Ramona Güntert

Iri – Where We Stand, What We See

Iri is inspired by the phenomenon of iridescence in which the surface changes colour depending on the angle and perspective of the light. Iri  reads the same both forwards and backwards. Even though it is a scientific appearance, it’s more about the perspective, where we stand, what we see or want to see. The mix of layers, the material, the angle of the light, the transparency. 

Objects in the photographs imitate each other or mirror the next one. They create their own circular movement. Bodies are liquid, flowing from one thought to another. 

Their emptiness is draped with each other’s skin. The hollow shell is filled with fur. It’s a protection and not wanting to be seen. Becoming invisible.

Similar to the notion of camouflage, a change of appearance and its adaption of the object to the environment, like in my work through the camera, the process of making and also adding alterations to a space. The appearance becomes reality.

The outside is produced from within, the flesh growing out and over the surface of the skin where through adaptation, individuality gets lost. It’s like a touch of velvet, the slippery movement from the outside to the inside. Leaving us behind with a strange feeling. How do we perceive those forms? They shape themselves because they exist in everything and reappear in humans, in nature or animals. Bodies are like oval shapes. Or eyes in comparison to legs, shapes of fins in comparison to legs: shapes becoming yet more shapes. It is always a becoming, a form forming form from one point to the next without any ending. 

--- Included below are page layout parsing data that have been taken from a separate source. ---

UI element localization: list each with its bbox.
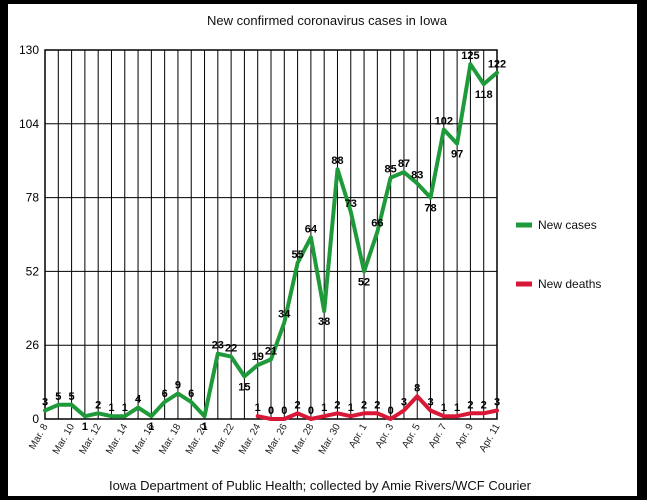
grid [44, 49, 498, 420]
data-label: 1 [122, 402, 128, 414]
data-label: 1 [454, 402, 460, 414]
data-label: 4 [135, 394, 142, 406]
data-label: 9 [175, 379, 181, 391]
data-label: 19 [252, 351, 264, 363]
legend-label-new-deaths: New deaths [538, 277, 601, 291]
data-label: 1 [108, 402, 114, 414]
data-label: 78 [424, 203, 436, 215]
data-label: 73 [345, 198, 357, 210]
data-label: 0 [308, 405, 314, 417]
data-label: 6 [188, 388, 194, 400]
series-line-new-cases [43, 62, 499, 419]
data-label: 34 [278, 308, 291, 320]
x-tick-label: Mar. 14 [104, 422, 130, 457]
data-label: 3 [494, 396, 500, 408]
data-label: 1 [441, 402, 447, 414]
data-label: 2 [361, 399, 367, 411]
data-label: 3 [42, 396, 48, 408]
x-tick-label: Mar. 24 [237, 422, 263, 457]
legend-label-new-cases: New cases [538, 218, 597, 232]
x-tick-label: Mar. 30 [317, 422, 343, 457]
y-tick-label: 130 [19, 43, 39, 57]
x-tick-label: Mar. 18 [157, 422, 183, 457]
data-label: 5 [55, 391, 61, 403]
data-label: 55 [291, 249, 303, 261]
data-label: 1 [255, 402, 261, 414]
data-label: 0 [268, 405, 274, 417]
data-label: 15 [238, 381, 250, 393]
data-label: 97 [451, 149, 463, 161]
data-label: 3 [401, 396, 407, 408]
x-tick-label: Apr. 7 [427, 422, 450, 451]
x-tick-label: Mar. 28 [290, 422, 316, 457]
data-label: 83 [411, 169, 423, 181]
chart-title: New confirmed coronavirus cases in Iowa [207, 13, 448, 28]
data-label: 0 [281, 405, 287, 417]
data-label: 2 [334, 399, 340, 411]
x-tick-label: Apr. 5 [400, 422, 423, 451]
data-label: 0 [388, 405, 394, 417]
series [43, 62, 499, 421]
data-label: 66 [371, 218, 383, 230]
data-label: 2 [295, 399, 301, 411]
data-label: 118 [475, 89, 493, 101]
y-axis-ticks: 0 26 52 78 104 130 [19, 43, 39, 426]
x-tick-label: Apr. 1 [347, 422, 370, 451]
data-label: 2 [467, 399, 473, 411]
data-label: 125 [461, 50, 479, 62]
y-tick-label: 104 [19, 117, 39, 131]
data-label: 2 [481, 399, 487, 411]
data-label: 2 [374, 399, 380, 411]
y-tick-label: 78 [26, 191, 40, 205]
data-label: 64 [305, 223, 318, 235]
data-label: 85 [385, 164, 397, 176]
data-label: 87 [398, 158, 410, 170]
data-label: 1 [201, 421, 207, 433]
data-label: 1 [148, 421, 154, 433]
data-label: 5 [69, 391, 75, 403]
legend: New cases New deaths [516, 218, 601, 291]
x-tick-label: Mar. 8 [27, 422, 51, 452]
series-line-new-deaths [255, 394, 499, 421]
x-tick-label: Apr. 3 [374, 422, 397, 451]
y-tick-label: 0 [32, 412, 39, 426]
data-label: 102 [435, 115, 453, 127]
data-label: 2 [95, 399, 101, 411]
data-label: 122 [488, 59, 506, 71]
x-axis-ticks: Mar. 8 Mar. 10 Mar. 12 Mar. 14 Mar. 16 Mar. 1… [27, 422, 503, 457]
x-tick-label: Mar. 10 [51, 422, 77, 457]
data-label: 1 [82, 421, 88, 433]
x-tick-label: Mar. 22 [211, 422, 237, 457]
x-tick-label: Apr. 11 [478, 422, 503, 455]
data-label: 22 [225, 343, 237, 355]
y-tick-label: 52 [26, 264, 40, 278]
source-caption: Iowa Department of Public Health; collec… [109, 478, 532, 493]
y-tick-label: 26 [26, 338, 40, 352]
data-label: 23 [212, 340, 224, 352]
data-label: 6 [162, 388, 168, 400]
data-label: 88 [331, 155, 343, 167]
data-label: 3 [427, 396, 433, 408]
data-label: 8 [414, 382, 420, 394]
x-tick-label: Apr. 9 [453, 422, 476, 451]
data-label: 21 [265, 345, 277, 357]
data-label: 1 [321, 402, 327, 414]
data-label: 1 [348, 402, 354, 414]
data-label: 52 [358, 276, 370, 288]
chart-svg: New confirmed coronavirus cases in Iowa … [19, 13, 601, 493]
chart-panel: New confirmed coronavirus cases in Iowa … [8, 4, 637, 496]
x-tick-label: Mar. 26 [264, 422, 290, 457]
data-label: 38 [318, 316, 330, 328]
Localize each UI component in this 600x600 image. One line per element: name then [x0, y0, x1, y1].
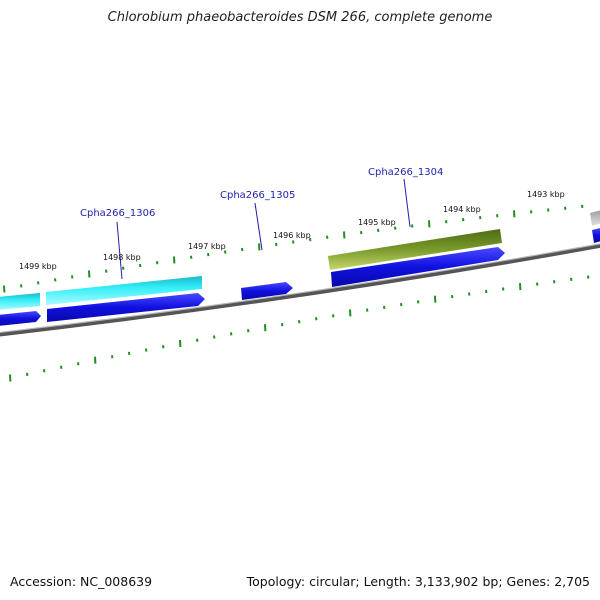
gene-label-cpha266-1306[interactable]: Cpha266_1306 — [80, 208, 155, 219]
genome-backbone-highlight — [0, 243, 600, 334]
kbp-label-1499: 1499 kbp — [19, 262, 57, 271]
kbp-label-1496: 1496 kbp — [273, 231, 311, 240]
gene-feature-cyan-1306[interactable] — [46, 276, 202, 305]
gene-label-cpha266-1305[interactable]: Cpha266_1305 — [220, 190, 295, 201]
kbp-label-1493: 1493 kbp — [527, 190, 565, 199]
callout-line-1306 — [116, 221, 123, 280]
upper-tick-track — [3, 204, 584, 293]
callout-line-1305 — [254, 202, 263, 251]
kbp-label-1495: 1495 kbp — [358, 218, 396, 227]
accession-text: Accession: NC_008639 — [10, 574, 153, 589]
genome-backbone — [0, 243, 600, 337]
map-title: Chlorobium phaeobacteroides DSM 266, com… — [107, 10, 493, 25]
gene-label-cpha266-1304[interactable]: Cpha266_1304 — [368, 167, 443, 178]
lower-tick-track — [9, 275, 590, 382]
cds-feature-1304[interactable] — [331, 247, 505, 287]
gene-feature-olive-1304[interactable] — [328, 229, 502, 270]
kbp-label-1498: 1498 kbp — [103, 253, 141, 262]
kbp-label-1497: 1497 kbp — [188, 242, 226, 251]
genome-summary-text: Topology: circular; Length: 3,133,902 bp… — [246, 574, 590, 589]
gene-feature-grey-right[interactable] — [590, 209, 600, 226]
kbp-label-1494: 1494 kbp — [443, 205, 481, 214]
cds-feature-left[interactable] — [0, 311, 41, 326]
cds-feature-1305[interactable] — [241, 282, 293, 300]
gene-feature-cyan-left[interactable] — [0, 293, 40, 310]
cds-feature-1306[interactable] — [47, 293, 205, 322]
cds-feature-right[interactable] — [592, 227, 600, 243]
callout-line-1304 — [403, 178, 411, 228]
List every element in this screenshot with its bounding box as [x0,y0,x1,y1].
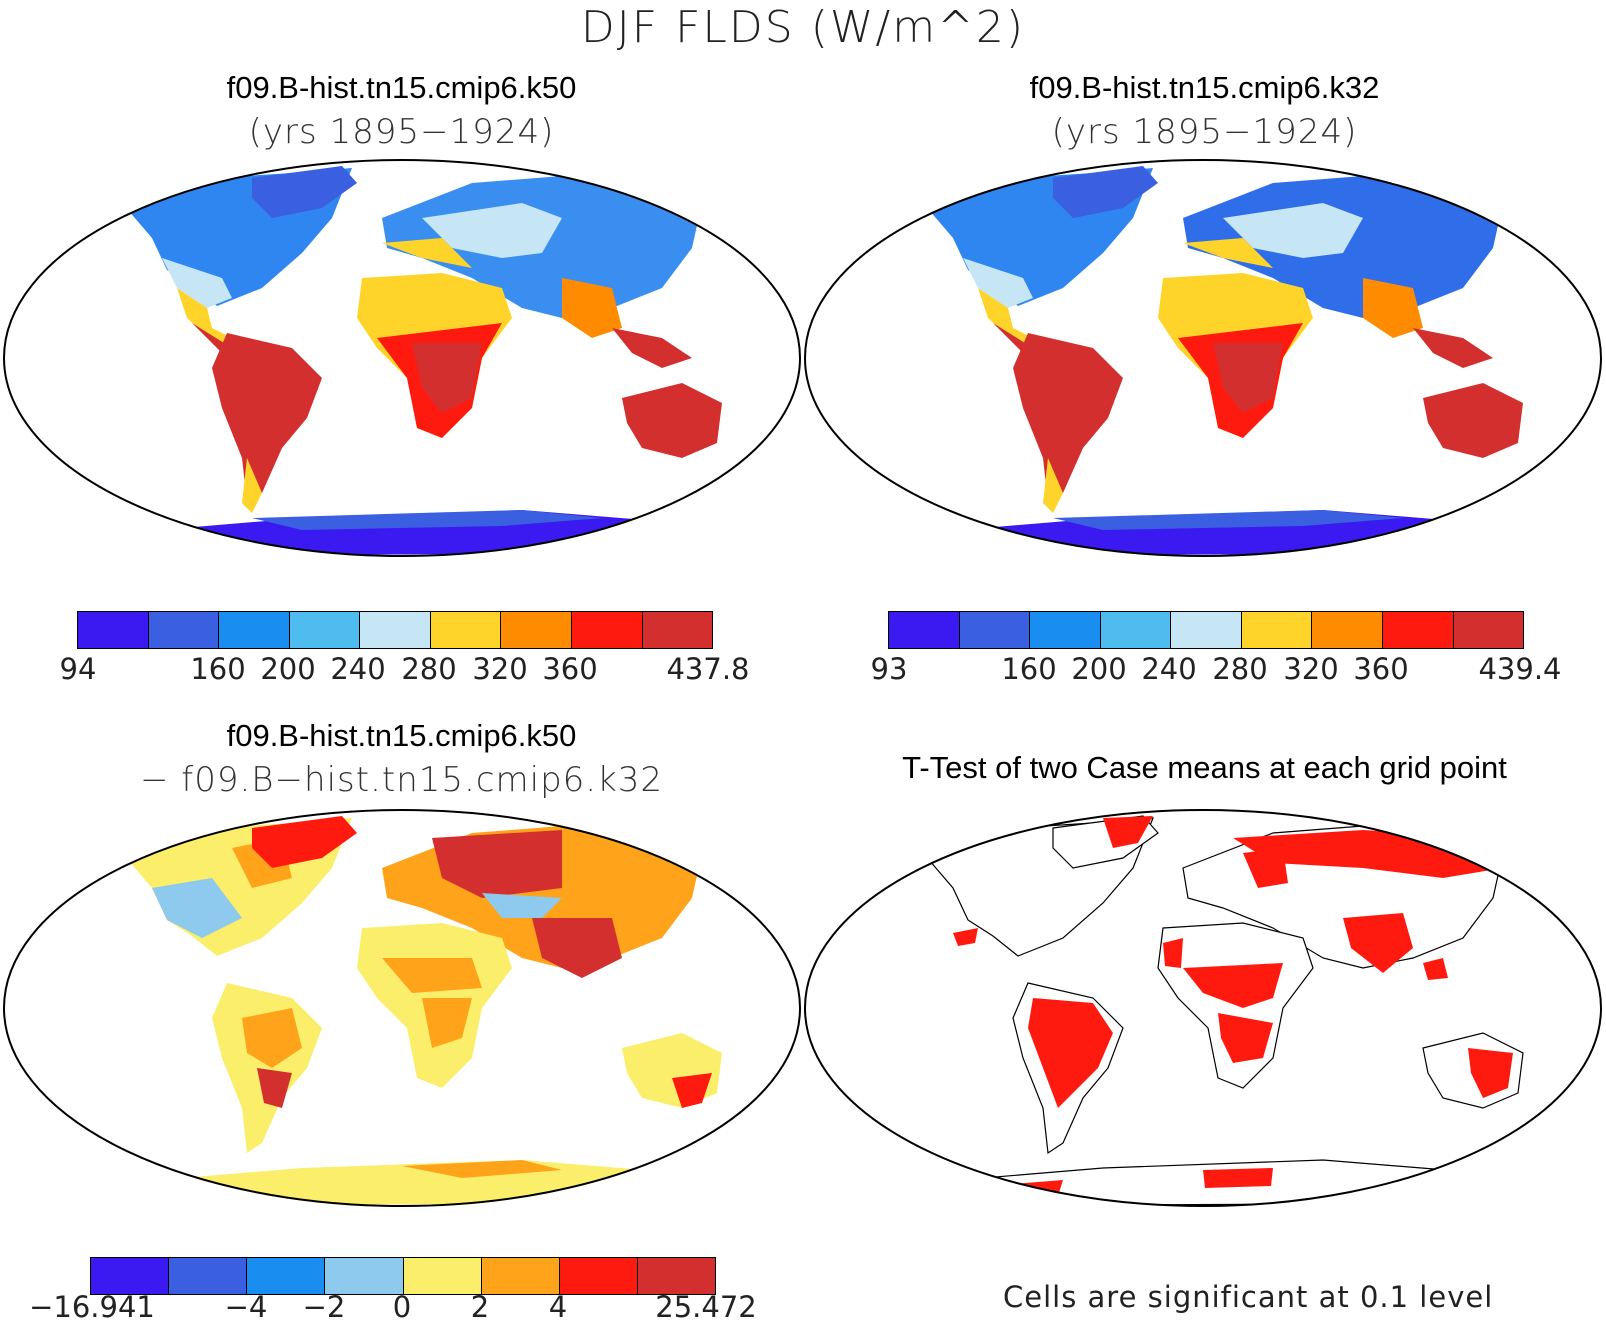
colorbar-swatch [78,612,149,648]
colorbar-swatch [1453,612,1524,648]
colorbar-swatch [289,612,361,648]
colorbar-swatch [148,612,220,648]
panel1-tick: 320 [472,652,528,686]
panel1-tick: 94 [59,652,97,686]
panel4-title: T-Test of two Case means at each grid po… [902,750,1507,785]
colorbar-swatch [559,1258,638,1294]
colorbar-swatch [325,1258,404,1294]
colorbar-swatch [1100,612,1172,648]
colorbar-swatch [959,612,1031,648]
panel2-map [804,159,1602,557]
panel2-tick: 200 [1071,652,1127,686]
panel2-subtitle: (yrs 1895−1924) [1051,112,1358,152]
colorbar-swatch [642,612,713,648]
colorbar-swatch [889,612,960,648]
panel1-tick: 437.8 [666,652,750,686]
panel1-tick: 360 [542,652,598,686]
colorbar-swatch [1241,612,1313,648]
colorbar-swatch [481,1258,560,1294]
panel2-tick: 240 [1141,652,1197,686]
panel3-tick: −16.941 [29,1290,155,1324]
panel3-title: f09.B-hist.tn15.cmip6.k50 [226,718,577,753]
panel3-tick: −4 [224,1290,268,1324]
panel3-tick: −2 [302,1290,346,1324]
panel1-colorbar [77,611,713,649]
panel1-subtitle: (yrs 1895−1924) [248,112,555,152]
panel2-tick: 93 [870,652,908,686]
figure-title: DJF FLDS (W/m^2) [580,2,1026,53]
colorbar-swatch [430,612,502,648]
colorbar-swatch [501,612,572,648]
panel3-tick: 2 [470,1290,490,1324]
panel3-tick: 0 [392,1290,412,1324]
panel2-colorbar [888,611,1524,649]
colorbar-swatch [219,612,290,648]
panel2-tick: 439.4 [1478,652,1562,686]
colorbar-swatch [169,1258,248,1294]
significance-note: Cells are significant at 0.1 level [1003,1280,1494,1314]
panel2-tick: 360 [1353,652,1409,686]
panel1-tick: 200 [260,652,316,686]
colorbar-swatch [1171,612,1242,648]
panel2-title: f09.B-hist.tn15.cmip6.k32 [1029,70,1380,105]
panel3-map [3,809,801,1207]
panel1-tick: 240 [330,652,386,686]
panel3-subtitle: − f09.B−hist.tn15.cmip6.k32 [139,760,664,800]
panel3-tick: 4 [548,1290,568,1324]
panel3-colorbar [90,1257,716,1295]
colorbar-swatch [637,1258,715,1294]
colorbar-swatch [1312,612,1383,648]
panel2-tick: 280 [1212,652,1268,686]
panel4-map [804,809,1602,1207]
panel1-tick: 160 [190,652,246,686]
panel3-tick: 25.472 [655,1290,757,1324]
panel1-tick: 280 [401,652,457,686]
colorbar-swatch [247,1258,326,1294]
colorbar-swatch [91,1258,170,1294]
panel1-title: f09.B-hist.tn15.cmip6.k50 [226,70,577,105]
panel2-tick: 160 [1001,652,1057,686]
colorbar-swatch [360,612,431,648]
panel1-map [3,159,801,557]
colorbar-swatch [571,612,643,648]
panel2-tick: 320 [1283,652,1339,686]
colorbar-swatch [1382,612,1454,648]
colorbar-swatch [403,1258,482,1294]
colorbar-swatch [1030,612,1101,648]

Ramona Güntert  was born in 1989, and is a German artist based in London who graduated in Photography from the Royal College of Art in 2017. She is interested in the relationship between images, bodies, materials and their existence in nature. For her, photography is a physical experience and the everyday is transformed through the medium into something imaginative. Her work was exhibited in group shows The dose makes the poison and Making It Real – Alternative Photography, in London, and was part of the festivals Histoire Naturelle in Montvalent, France, and the Brighton Photo Fringe with The Unfold, in collaboration with the S.KIN collective. She was featured in Der Greif, Tjejland, Skin and Blister, Photomonitor and nominated for the Magnum Graduate Award 2017.